• Officials warn of police impersonators

    By: Sarah Rosario



    Law enforcement agencies in Iredell County are working to make sure citizens know the difference between real cops and fake ones.

    "A plain-clothed officer is going to have their badge and weapon displayed when they interact with a person," said Capt. Bryan Johnson with the Statesville Police Department. "If someone does have doubts, feel free to ask for police identification."

    Just two weeks ago, Iredell County deputies arrested Michael Kane and Donald Bradley after a home owner thought they were cops. Deputies said they were bail bondsmen wearing bulletproof vests and badges.

    Russell McCloud was also arrested, and charged with impersonating and cyber stalking.

    Deputies said he sent several messages to a victim who immediately reported the crime.

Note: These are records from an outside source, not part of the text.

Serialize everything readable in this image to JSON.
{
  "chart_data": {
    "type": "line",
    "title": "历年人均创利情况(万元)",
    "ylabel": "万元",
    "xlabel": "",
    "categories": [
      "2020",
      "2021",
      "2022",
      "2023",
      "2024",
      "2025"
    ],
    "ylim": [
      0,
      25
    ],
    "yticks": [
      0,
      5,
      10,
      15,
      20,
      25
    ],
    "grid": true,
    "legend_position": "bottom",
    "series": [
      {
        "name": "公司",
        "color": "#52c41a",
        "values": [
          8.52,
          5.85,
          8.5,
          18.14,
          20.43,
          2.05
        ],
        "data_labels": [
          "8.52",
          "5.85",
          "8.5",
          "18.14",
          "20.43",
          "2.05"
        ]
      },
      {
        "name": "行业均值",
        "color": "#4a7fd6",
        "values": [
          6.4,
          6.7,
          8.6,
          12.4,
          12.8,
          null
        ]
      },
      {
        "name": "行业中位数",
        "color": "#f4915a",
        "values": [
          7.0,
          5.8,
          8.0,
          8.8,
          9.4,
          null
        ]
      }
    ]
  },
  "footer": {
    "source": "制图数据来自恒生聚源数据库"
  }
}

    "He actually said he was a law enforcement officer and they did it through a text message," said Maj. Darren Campbell with the Iredell County Sheriff's Office.

    Officers said victims are most often tricked by people without a uniform who claim to be undercover.

    A detective will have a case report in their hand or ask if you filed a report, Campbell said.

    Officers are required to say who they are when approaching people, but now they'll make more of an effort to show their badges and encourage people to ask for them.

    "Just explain to the person I'm just trying to make sure you're a real police officer," Johnson said.

    "We take it very seriously because we have the trust of the public," Campbell said. "We've got to maintain that trust at all cost."